Tim was busy rubbing himself all over with needles from a pine tree, but I could have told him it was going to be about as effective as the air fresheners they used in the public restroom. Troll stink was seriously potent. I tried to ignore it and focus on our bigger problem instead.

“Ish, do you know where the entrances to your Otherworlds are?”

He was mopping his brow, his face beet red and his shoulders slumped. He’d done a great job of not losing sight of us or the girls and Finn who’d been trying to keep up with the surprisingly fast sprinting troll, but I could tell he’d spent more miles on dragonback than he had on his own feet for a long time by the way he was breathing.

“I do not, but I am willing to ask Othello for this information. He travels the world alone often. It is also possible I have flown over its location without knowing.”

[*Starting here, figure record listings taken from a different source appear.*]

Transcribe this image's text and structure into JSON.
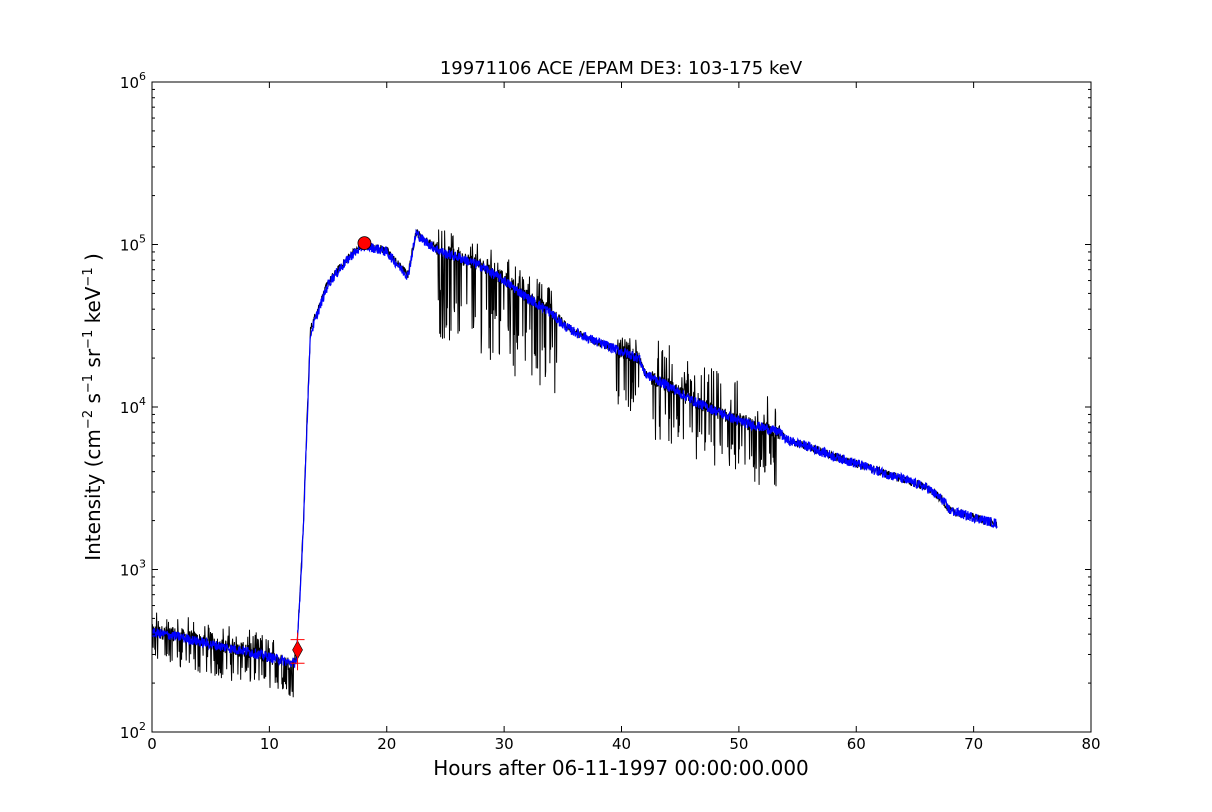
{
  "chart_data": {
    "type": "line",
    "title": "19971106 ACE /EPAM DE3: 103-175 keV",
    "xlabel": "Hours after 06-11-1997 00:00:00.000",
    "ylabel_parts": {
      "prefix": "Intensity (cm",
      "sup1": "−2",
      "s": " s",
      "sup2": "−1",
      "sr": " sr",
      "sup3": "−1",
      "kev": " keV",
      "sup4": "−1",
      "suffix": " )"
    },
    "xlim": [
      0,
      80
    ],
    "ylim": [
      100,
      1000000
    ],
    "yscale": "log",
    "x_ticks": [
      "0",
      "10",
      "20",
      "30",
      "40",
      "50",
      "60",
      "70",
      "80"
    ],
    "y_ticks": [
      {
        "base": "10",
        "exp": "2",
        "value": 100
      },
      {
        "base": "10",
        "exp": "3",
        "value": 1000
      },
      {
        "base": "10",
        "exp": "4",
        "value": 10000
      },
      {
        "base": "10",
        "exp": "5",
        "value": 100000
      },
      {
        "base": "10",
        "exp": "6",
        "value": 1000000
      }
    ],
    "grid": false,
    "series": [
      {
        "role": "raw",
        "color": "#000000",
        "points": [
          [
            0,
            420
          ],
          [
            2,
            400
          ],
          [
            4,
            370
          ],
          [
            6,
            340
          ],
          [
            8,
            320
          ],
          [
            10,
            290
          ],
          [
            12,
            260
          ],
          [
            12.3,
            280
          ],
          [
            12.6,
            700
          ],
          [
            12.9,
            2000
          ],
          [
            13.2,
            8000
          ],
          [
            13.5,
            30000
          ],
          [
            14,
            38000
          ],
          [
            15,
            58000
          ],
          [
            16,
            72000
          ],
          [
            17,
            88000
          ],
          [
            18,
            100000
          ],
          [
            19,
            96000
          ],
          [
            20,
            92000
          ],
          [
            21,
            75000
          ],
          [
            21.8,
            65000
          ],
          [
            22.5,
            120000
          ],
          [
            23,
            110000
          ],
          [
            24,
            98000
          ],
          [
            25,
            90000
          ],
          [
            26,
            85000
          ],
          [
            28,
            75000
          ],
          [
            30,
            62000
          ],
          [
            32,
            48000
          ],
          [
            34,
            40000
          ],
          [
            35,
            33000
          ],
          [
            36,
            29000
          ],
          [
            38,
            25000
          ],
          [
            40,
            22000
          ],
          [
            41.5,
            20000
          ],
          [
            42,
            16000
          ],
          [
            44,
            13500
          ],
          [
            46,
            11000
          ],
          [
            48,
            9500
          ],
          [
            50,
            8200
          ],
          [
            52,
            7500
          ],
          [
            53.5,
            7000
          ],
          [
            54,
            6300
          ],
          [
            56,
            5700
          ],
          [
            58,
            5000
          ],
          [
            60,
            4500
          ],
          [
            62,
            4000
          ],
          [
            64,
            3600
          ],
          [
            66,
            3200
          ],
          [
            67.3,
            2700
          ],
          [
            68,
            2300
          ],
          [
            70,
            2100
          ],
          [
            72,
            1900
          ]
        ],
        "spikes": [
          {
            "x_range": [
              0,
              12.2
            ],
            "down_factor": 0.62,
            "up_factor": 1.35
          },
          {
            "x_range": [
              24.2,
              34.5
            ],
            "down_factor": 0.28,
            "up_factor": 1.4
          },
          {
            "x_range": [
              39.5,
              41.5
            ],
            "down_factor": 0.45,
            "up_factor": 1.3
          },
          {
            "x_range": [
              42.5,
              53.5
            ],
            "down_factor": 0.42,
            "up_factor": 1.8
          }
        ]
      },
      {
        "role": "smoothed",
        "color": "#0000ff",
        "points": [
          [
            0,
            410
          ],
          [
            2,
            390
          ],
          [
            4,
            360
          ],
          [
            6,
            335
          ],
          [
            8,
            315
          ],
          [
            10,
            290
          ],
          [
            12,
            265
          ],
          [
            12.3,
            275
          ],
          [
            12.6,
            650
          ],
          [
            12.9,
            1900
          ],
          [
            13.2,
            7500
          ],
          [
            13.5,
            28000
          ],
          [
            14,
            36000
          ],
          [
            15,
            57000
          ],
          [
            16,
            71000
          ],
          [
            17,
            86000
          ],
          [
            18,
            98000
          ],
          [
            19,
            95000
          ],
          [
            20,
            90000
          ],
          [
            21,
            74000
          ],
          [
            21.8,
            64000
          ],
          [
            22.5,
            118000
          ],
          [
            23,
            108000
          ],
          [
            24,
            96000
          ],
          [
            25,
            88000
          ],
          [
            26,
            84000
          ],
          [
            28,
            74000
          ],
          [
            30,
            60000
          ],
          [
            32,
            47000
          ],
          [
            34,
            38000
          ],
          [
            35,
            32000
          ],
          [
            36,
            29000
          ],
          [
            38,
            25000
          ],
          [
            40,
            22000
          ],
          [
            41.5,
            20000
          ],
          [
            42,
            16000
          ],
          [
            44,
            13500
          ],
          [
            46,
            11000
          ],
          [
            48,
            9500
          ],
          [
            50,
            8200
          ],
          [
            52,
            7500
          ],
          [
            53.5,
            7000
          ],
          [
            54,
            6300
          ],
          [
            56,
            5700
          ],
          [
            58,
            5000
          ],
          [
            60,
            4500
          ],
          [
            62,
            4000
          ],
          [
            64,
            3600
          ],
          [
            66,
            3200
          ],
          [
            67.3,
            2700
          ],
          [
            68,
            2300
          ],
          [
            70,
            2100
          ],
          [
            72,
            1920
          ]
        ]
      }
    ],
    "markers": [
      {
        "name": "onset",
        "shape": "diamond",
        "x": 12.4,
        "y": 320,
        "color": "#ff0000"
      },
      {
        "name": "onset-error-upper",
        "shape": "plus",
        "x": 12.4,
        "y": 370,
        "color": "#ff0000"
      },
      {
        "name": "onset-error-lower",
        "shape": "plus",
        "x": 12.4,
        "y": 265,
        "color": "#ff0000"
      },
      {
        "name": "peak",
        "shape": "circle",
        "x": 18.1,
        "y": 102000,
        "color": "#ff0000"
      }
    ]
  }
}
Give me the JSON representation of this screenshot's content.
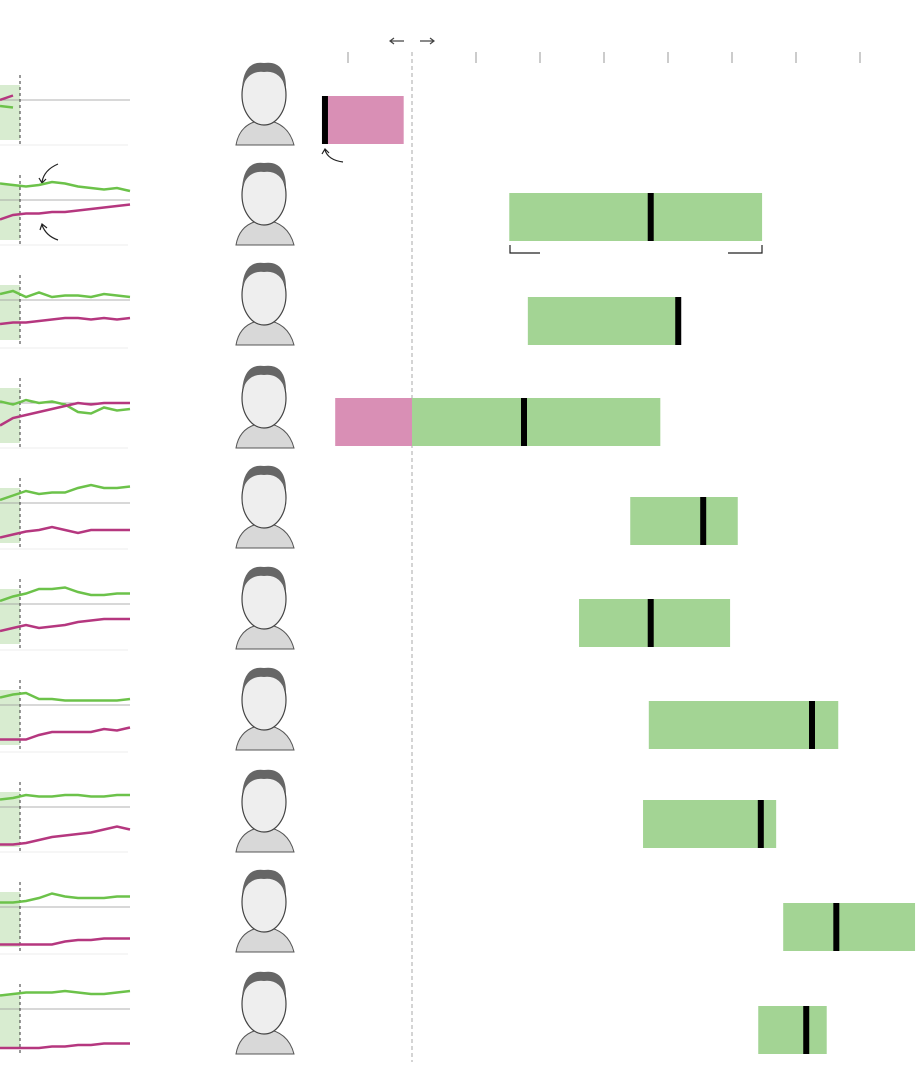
{
  "chart_data": {
    "type": "range",
    "xlim": [
      -20,
      80
    ],
    "xticks": [
      -10,
      0,
      10,
      20,
      30,
      40,
      50,
      60,
      70
    ],
    "positive_color": "#a3d494",
    "negative_color": "#d98fb5",
    "marker_color": "#000000",
    "approve_color": "#6cc24a",
    "disapprove_color": "#b5377f",
    "spark_ylim": [
      20,
      80
    ],
    "spark_ref": 50,
    "presidents": [
      {
        "low": -13.9,
        "high": -1.3,
        "marker": -13.6,
        "approve": [
          46,
          45
        ],
        "disapprove": [
          50,
          53
        ]
      },
      {
        "low": 15.2,
        "high": 54.7,
        "marker": 37.3,
        "approve": [
          61,
          60,
          59,
          60,
          62,
          61,
          59,
          58,
          57,
          58,
          56
        ],
        "disapprove": [
          37,
          40,
          41,
          41,
          42,
          42,
          43,
          44,
          45,
          46,
          47
        ]
      },
      {
        "low": 18.1,
        "high": 41.9,
        "marker": 41.6,
        "approve": [
          54,
          56,
          52,
          55,
          52,
          53,
          53,
          52,
          54,
          53,
          52
        ],
        "disapprove": [
          34,
          35,
          35,
          36,
          37,
          38,
          38,
          37,
          38,
          37,
          38
        ]
      },
      {
        "low": -12.0,
        "high": 38.8,
        "marker": 17.5,
        "approve": [
          51,
          49,
          52,
          50,
          51,
          49,
          44,
          43,
          47,
          45,
          46
        ],
        "disapprove": [
          35,
          40,
          42,
          44,
          46,
          48,
          50,
          49,
          50,
          50,
          50
        ]
      },
      {
        "low": 34.1,
        "high": 50.9,
        "marker": 45.5,
        "approve": [
          52,
          55,
          58,
          56,
          57,
          57,
          60,
          62,
          60,
          60,
          61
        ],
        "disapprove": [
          27,
          29,
          31,
          32,
          34,
          32,
          30,
          32,
          32,
          32,
          32
        ]
      },
      {
        "low": 26.1,
        "high": 49.7,
        "marker": 37.3,
        "approve": [
          52,
          55,
          57,
          60,
          60,
          61,
          58,
          56,
          56,
          57,
          57
        ],
        "disapprove": [
          32,
          34,
          36,
          34,
          35,
          36,
          38,
          39,
          40,
          40,
          40
        ]
      },
      {
        "low": 37.0,
        "high": 66.6,
        "marker": 62.5,
        "approve": [
          55,
          57,
          58,
          54,
          54,
          53,
          53,
          53,
          53,
          53,
          54
        ],
        "disapprove": [
          27,
          27,
          27,
          30,
          32,
          32,
          32,
          32,
          34,
          33,
          35
        ]
      },
      {
        "low": 36.1,
        "high": 56.9,
        "marker": 54.5,
        "approve": [
          55,
          56,
          58,
          57,
          57,
          58,
          58,
          57,
          57,
          58,
          58
        ],
        "disapprove": [
          25,
          25,
          26,
          28,
          30,
          31,
          32,
          33,
          35,
          37,
          35
        ]
      },
      {
        "low": 58.0,
        "high": 78.6,
        "marker": 66.3,
        "approve": [
          53,
          53,
          54,
          56,
          59,
          57,
          56,
          56,
          56,
          57,
          57
        ],
        "disapprove": [
          25,
          25,
          25,
          25,
          25,
          27,
          28,
          28,
          29,
          29,
          29
        ]
      },
      {
        "low": 54.1,
        "high": 64.8,
        "marker": 61.6,
        "approve": [
          59,
          60,
          61,
          61,
          61,
          62,
          61,
          60,
          60,
          61,
          62
        ],
        "disapprove": [
          24,
          24,
          24,
          24,
          25,
          25,
          26,
          26,
          27,
          27,
          27
        ]
      }
    ]
  }
}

I nodded, looking around at my friends. Jared was the only one who didn’t appear to be suffering the effects of either the run or the stink. Talk about cool. I walked over to him and waited for Tony to join us before sharing my thoughts.

“Operation Find the Entrance to One of the Otherwords. That’s my grand plan. What do you think?”

“I think it’s a good start.”

“Do you have any other ideas?” Tony asked Jared.

“I think we need to discuss our options.” He motioned for the others to join us, and we all sat down in a circle, some of us taking up ground space, and others finding logs or large rocks to sit on. The coolness offered by the tall trees and the slightly higher elevation was a very welcome change from the almost desert-like environment by the village.

“Here’s what I see as potential issues and options.” He pushed on his first finger, looking at me. “We have a prophecy or a hint of some sort, delivered by the witch to Jayne.”

“The one I can’t remember. Great.”

Jared looked at Sam. “I want you to try to get in her head and get that memory out of there.”

I looked around to see if any of my friends were as concerned by that idea as I was, but it appeared as if I was the only one thinking Sam as a brain surgeon was a non-starter. I raised my hand to complain, but I was cut off by Felicia.